6. The traffic flow sensing method according to claim 1, characterized in that, The fixed sensing device includes radar and geomagnetic coils, and the mobile sensing terminal data includes Bluetooth or Wi-Fi beacon data. If the target sensing area is an underground, tunnel, or high-rise building area with severe multipath effects where signal reception is limited, the calculation of the dynamic confidence weighting includes: Assess the signal strength, number of available satellites, and positioning accuracy fluctuations of GNSS positioning data from mobile sensing terminals; Based on the evaluation results, the fusion weights of GNSS data and other sensing data sources are dynamically adjusted.
7. The traffic flow sensing method according to claim 1, characterized in that, The assessment of the perceived environment state combines at least one of the following: historical traffic flow patterns of the target perception area, real-time event information, and a preset sensor performance degradation model, as input to the environment-weight mapping model.

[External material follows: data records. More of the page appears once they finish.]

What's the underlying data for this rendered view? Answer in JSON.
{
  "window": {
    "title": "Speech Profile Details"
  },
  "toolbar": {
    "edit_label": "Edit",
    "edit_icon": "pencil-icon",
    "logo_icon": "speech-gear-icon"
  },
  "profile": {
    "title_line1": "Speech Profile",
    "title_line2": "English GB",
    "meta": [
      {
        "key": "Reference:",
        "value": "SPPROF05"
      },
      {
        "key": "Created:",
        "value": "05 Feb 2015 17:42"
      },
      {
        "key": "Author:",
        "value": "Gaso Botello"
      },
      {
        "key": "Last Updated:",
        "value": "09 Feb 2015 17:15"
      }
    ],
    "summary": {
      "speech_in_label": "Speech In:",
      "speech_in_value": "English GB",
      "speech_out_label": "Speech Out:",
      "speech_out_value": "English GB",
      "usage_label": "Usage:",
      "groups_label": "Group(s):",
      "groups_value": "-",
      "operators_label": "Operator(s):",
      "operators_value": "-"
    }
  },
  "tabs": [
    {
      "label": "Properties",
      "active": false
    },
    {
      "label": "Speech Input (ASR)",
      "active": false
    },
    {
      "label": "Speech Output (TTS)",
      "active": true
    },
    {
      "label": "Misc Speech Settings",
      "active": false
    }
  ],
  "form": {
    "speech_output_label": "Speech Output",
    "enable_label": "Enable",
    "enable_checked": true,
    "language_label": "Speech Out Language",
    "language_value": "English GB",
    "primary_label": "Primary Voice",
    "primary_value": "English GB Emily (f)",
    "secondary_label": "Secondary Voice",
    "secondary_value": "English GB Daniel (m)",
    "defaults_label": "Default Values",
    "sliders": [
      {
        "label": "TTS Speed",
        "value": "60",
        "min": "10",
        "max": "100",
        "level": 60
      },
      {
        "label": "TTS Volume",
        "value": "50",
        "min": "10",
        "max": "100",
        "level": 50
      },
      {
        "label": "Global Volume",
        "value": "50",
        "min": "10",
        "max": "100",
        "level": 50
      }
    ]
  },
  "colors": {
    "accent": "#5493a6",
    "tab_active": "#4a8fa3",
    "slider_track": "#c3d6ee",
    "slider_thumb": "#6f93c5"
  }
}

8. A traffic flow sensing system, characterized in that, The traffic flow sensing method applicable to any one of claims 1 to 7 includes: The data acquisition module, deployed in the target sensing area, is used to collect multi-source heterogeneous traffic sensing data from fixed sensing devices, mobile sensing terminals, and environmental sensors. The data processing and fusion module is used to preprocess the multi-source heterogeneous traffic perception data, unify and align the spatiotemporal references, and perform multi-source data fusion processing based on dynamic confidence weighting. The data processing and fusion module is configured to: calculate based at least on the sensing environment state corresponding to each data source, wherein the parameters of the sensing environment state include at least one or more of the following: illumination conditions, weather conditions, visibility, electromagnetic interference intensity, and road surface conditions within the target sensing area; and dynamically adjust the weight of each data source observation in the fusion according to the changes in the sensing environment state. The data processing and fusion module includes an environment-weight mapping model, which is used to map the parameter combination of the perceived environment state at the current moment into the confidence weight value of each data source. The analysis module is used to generate traffic situation information based on the fused traffic parameters, including at least two of the following: traffic flow, average vehicle speed, lane occupancy, and traffic event type.

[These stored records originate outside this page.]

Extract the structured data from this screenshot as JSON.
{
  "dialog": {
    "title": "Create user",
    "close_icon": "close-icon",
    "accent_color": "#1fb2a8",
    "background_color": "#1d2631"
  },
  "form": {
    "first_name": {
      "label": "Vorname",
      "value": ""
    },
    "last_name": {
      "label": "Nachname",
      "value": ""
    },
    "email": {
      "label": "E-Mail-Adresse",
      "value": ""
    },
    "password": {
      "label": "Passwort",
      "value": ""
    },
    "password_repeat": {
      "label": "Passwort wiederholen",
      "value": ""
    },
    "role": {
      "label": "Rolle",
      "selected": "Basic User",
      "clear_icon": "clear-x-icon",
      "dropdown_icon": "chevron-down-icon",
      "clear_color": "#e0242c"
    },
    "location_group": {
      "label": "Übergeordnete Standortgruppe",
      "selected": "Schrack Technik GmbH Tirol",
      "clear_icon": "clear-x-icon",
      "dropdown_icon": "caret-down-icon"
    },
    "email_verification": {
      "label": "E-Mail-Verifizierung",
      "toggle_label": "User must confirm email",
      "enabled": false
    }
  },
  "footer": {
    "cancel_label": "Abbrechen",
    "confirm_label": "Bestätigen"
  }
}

9. The traffic flow sensing system according to claim 8, characterized in that, The data processing and fusion module includes an environmental status assessment unit, which is used for: Receive data from environmental sensors and basic information about the target perception area; Based on a pre-defined environmental impact model, the impact of the current sensing environment on the performance of each data source is quantitatively assessed. The degree of influence is output as the basis for calculating the dynamic confidence weight.

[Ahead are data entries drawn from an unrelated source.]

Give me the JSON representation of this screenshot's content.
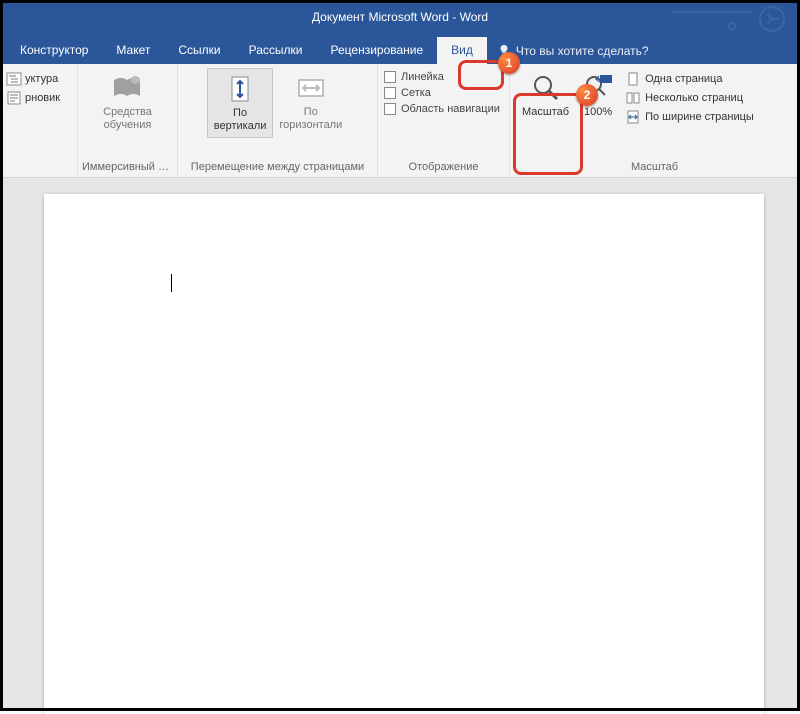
{
  "title": "Документ Microsoft Word  -  Word",
  "tabs": {
    "konstruktor": "Конструктор",
    "maket": "Макет",
    "ssylki": "Ссылки",
    "rassylki": "Рассылки",
    "review": "Рецензирование",
    "vid": "Вид",
    "tell_me": "Что вы хотите сделать?"
  },
  "views_group": {
    "label": "Иммерсивный ре…",
    "items": {
      "struktura": "уктура",
      "chernovik": "рновик",
      "tools": "Средства\nобучения"
    }
  },
  "nav_group": {
    "label": "Перемещение между страницами",
    "vertical": "По\nвертикали",
    "horizontal": "По\nгоризонтали"
  },
  "show_group": {
    "label": "Отображение",
    "ruler": "Линейка",
    "grid": "Сетка",
    "navpane": "Область навигации"
  },
  "zoom_group": {
    "label": "Масштаб",
    "zoom": "Масштаб",
    "pct": "100%",
    "one_page": "Одна страница",
    "multi_page": "Несколько страниц",
    "page_width": "По ширине страницы"
  },
  "badges": {
    "one": "1",
    "two": "2"
  }
}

10. The traffic flow sensing system according to claim 8, characterized in that, The system also includes a historical database and a prediction module; The historical database is used to store historical traffic data of the target sensing area under different sensing environment conditions and historical performance data of each data source. The prediction module is configured to predict future traffic flow patterns or environmental change trends in the target sensing area based on historical data, and provide the prediction results to the data processing and fusion module for pre-adjusting the dynamic confidence weights.